Configuring Resources

When we define the task config, we will need to define the resources that the task will need for successful execution. This will ensure that Kubernetes can allot the correct set of resources and the application continues to run smoothly.

Setting up the resources in Task Config

You can specify the resources for each task in task config. Each task config takes resource as an argument where you can define the resource limit based on the workload of that task.

Here is a sample resources object.

from truefoundry.deploy import Resources, NodeSelector, NvidiaGPU
from truefoundry.workflow import task, workflow, PythonTaskConfig, TaskPythonBuild

sample_task_config = PythonTaskConfig(
    # `TaskPythonBuild` helps specify the details of your Python Code.
    # These details will be used to templatize a DockerFile to build your Docker Image
    image=TaskPythonBuild(
        python_version="3.9",
        # Pip packages to install.`truefoundry[workflow]` is a mandatory dependency
        pip_packages=["truefoundry[workflow]"],
    ),
+   resources=Resources( 
+        cpu_request=2,
+        cpu_limit=4,
+        memory_request=12000,
+        memory_limit=14000,
+.       # Supported GPUs are -> "T4", "A100_40GB", "A100_80GB", "V100"
+        devices=[NvidiaGPU(name="T4", count=1)]],
+        node=NodeSelector(
+        	 # possible values "spot", "on_demand", "spot_fallback_on_demand"
+          capacity_type="spot_fallback_on_demand"
+        )
+    ),
    service_account="<service-account>",
)

@task(task_config=sample_task_config)
def my_task():
  ...

Here is a brief explanation of what the different fields refer to:

Resource

Unit

Description

CPU

CPU cores

Processing power required by the application.

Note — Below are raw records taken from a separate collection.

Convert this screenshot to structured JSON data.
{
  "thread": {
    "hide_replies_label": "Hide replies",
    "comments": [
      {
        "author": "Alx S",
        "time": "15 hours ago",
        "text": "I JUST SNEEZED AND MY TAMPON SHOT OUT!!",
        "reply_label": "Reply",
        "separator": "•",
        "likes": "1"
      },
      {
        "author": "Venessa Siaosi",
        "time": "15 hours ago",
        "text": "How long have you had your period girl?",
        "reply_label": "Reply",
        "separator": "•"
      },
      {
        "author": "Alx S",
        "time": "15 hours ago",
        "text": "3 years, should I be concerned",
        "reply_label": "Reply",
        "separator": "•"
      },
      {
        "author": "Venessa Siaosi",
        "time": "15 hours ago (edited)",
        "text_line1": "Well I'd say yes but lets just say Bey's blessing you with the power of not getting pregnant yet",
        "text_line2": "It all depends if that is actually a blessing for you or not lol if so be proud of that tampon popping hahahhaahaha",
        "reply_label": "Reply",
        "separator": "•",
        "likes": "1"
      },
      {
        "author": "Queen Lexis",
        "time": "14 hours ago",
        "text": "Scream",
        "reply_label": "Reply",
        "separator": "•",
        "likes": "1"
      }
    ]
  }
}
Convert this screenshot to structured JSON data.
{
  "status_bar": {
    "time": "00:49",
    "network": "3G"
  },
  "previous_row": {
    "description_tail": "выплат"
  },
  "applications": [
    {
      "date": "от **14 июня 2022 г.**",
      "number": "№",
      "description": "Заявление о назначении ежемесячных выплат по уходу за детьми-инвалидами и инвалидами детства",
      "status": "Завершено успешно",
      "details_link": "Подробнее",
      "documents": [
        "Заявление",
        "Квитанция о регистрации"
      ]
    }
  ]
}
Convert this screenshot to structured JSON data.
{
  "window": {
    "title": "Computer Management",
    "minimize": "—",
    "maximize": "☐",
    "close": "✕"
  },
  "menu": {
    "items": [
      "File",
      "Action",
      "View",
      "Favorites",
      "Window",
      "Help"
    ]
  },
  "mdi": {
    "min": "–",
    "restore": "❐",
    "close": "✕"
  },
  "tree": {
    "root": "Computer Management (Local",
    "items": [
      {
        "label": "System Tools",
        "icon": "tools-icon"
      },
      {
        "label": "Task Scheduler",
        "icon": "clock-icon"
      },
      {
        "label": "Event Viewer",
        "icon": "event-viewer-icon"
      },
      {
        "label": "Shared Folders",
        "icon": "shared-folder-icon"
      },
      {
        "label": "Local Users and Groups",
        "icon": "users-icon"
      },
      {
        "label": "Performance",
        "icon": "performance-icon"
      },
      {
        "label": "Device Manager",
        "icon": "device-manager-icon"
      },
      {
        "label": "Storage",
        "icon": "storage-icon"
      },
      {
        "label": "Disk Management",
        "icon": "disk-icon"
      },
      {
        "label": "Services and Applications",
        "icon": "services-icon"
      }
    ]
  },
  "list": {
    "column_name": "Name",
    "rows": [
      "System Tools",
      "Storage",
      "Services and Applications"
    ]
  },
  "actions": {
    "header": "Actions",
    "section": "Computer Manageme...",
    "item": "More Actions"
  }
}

Defined in terms of CPU cores. 1 CPU unit is equivalent to 1 virtual core. It's possible to ask for fractional CPU resources like 0.1 or even 0.01. You will need to specify CPU requests and limits. The number you define in the CPU request will always be reserved for the application. Your application can occasionaly take more CPU than what is requestes till the CPU limit, but not beyond that. For e.g, if CPU request is 0.5 and limit is 1, it means that the application has 0.5 CPU reserved for itself. CPU usage can go upto 1 if there is CPU available on the machine - else it will be throttled.

Memory

Megabytes (MB)

Defined as an integer and the unit is Megabytes. So a value of 1 means 1 MB of memory and 1000 means 1GB of memory. You need to specify memory requests and limits. The number you define in the memory request will always be reserved for the application. Your application can occasionaly take more memory than what is requested till the memory limit. If the application takes up more memory than the limit, then the application will be killed and restarted. For e.g, if memory request is 500 MB and limit is 1000 MB, it means that you application will always have 500MB of RAM. You can have spikes of memory usage till 1 GB, beyond which the application will be killed and restarted.

Ephemeral Storage

Megabytes (MB)

Temporary disk space to keep code, artifacts, etc which is lost when the pod is terminated. Defined as an integer and the unit is Megabytes. A value of 1 means 1 MB of disk space and 1000 means 1GB of disk space. You need to specify ephemeral Storage requests and limits. If you specify 1 GB as request and 5 GB as limit, you will have guaranteed access to 1GB of disk space. You can go upto 5GB in case there is disk left on the machine, but we shouldn't rely on this. If the application tries to take up more than 5GB, the application will be killed.

GPU

GPU-Type and Count

Graphics processing power required by the application. You need firstly specify which GPU you want to provision for your Application (GPUs can be of the following types: K80, P4, P100, V100, T4, A10G, A100_40GB, A100_80GB, etc.). You can find more details about these GPUs here. In the case of AWS or GCP, you can do this by selecting the GPU-Type (read more here. In case you are using Azure or some other cloud you will just have to specify the Nodepool that contains the GPU (read more here. Secondly, you need to specify the GPU-Count. Please note that if you ask for GPU count as 2 and type as A100, you will get a machine with atleast 2 A100 GPU cards. Its possible in some cloud providers that one machine has 4 A100 GPU cards. In this case, your application will use 2 of the 4 GPU cards and another application can use the rest 2 cards.

Shared Memory

Megabytes (MB)

Shared memory size is needed for data sharing between processes. This is useful in certain scenarios, for example, Torch Dataloaders rely on shared memory to efficiently share data between multiple workers during training. Defined as an integer and the unit is Megabytes. A value of 1 means 1 MB of shared memory and 1000 means 1GB of shared memory. In case your use-case requires Shared memory, and the usage exceeds the Shared memory size, your applications replica will get killed

Using spot instances to run tasks

TrueFoundry supports different capacity types for node selection, allowing you to optimize costs while maintaining reliability. You can configure this through the NodeSelector in your resource configuration.

Available Capacity Types

  1. spot - Uses spot instances exclusively

    1. Most cost-effective option (up to 70% cheaper than on-demand)
    2. Suitable for fault-tolerant workloads
    3. Risk of interruption if spot capacity is unavailable
  2. on_demand - Uses on-demand instances exclusively

    • Highest availability and reliability
    • No interruption risk
    • Standard pricing
  3. spot_fallback_on_demand - Uses spot instances with automatic fallback to on_demand instances

    • Attempts to use spot instances first
    • Automatically falls back to on-demand if spot is unavailable
    • Balances cost savings with reliability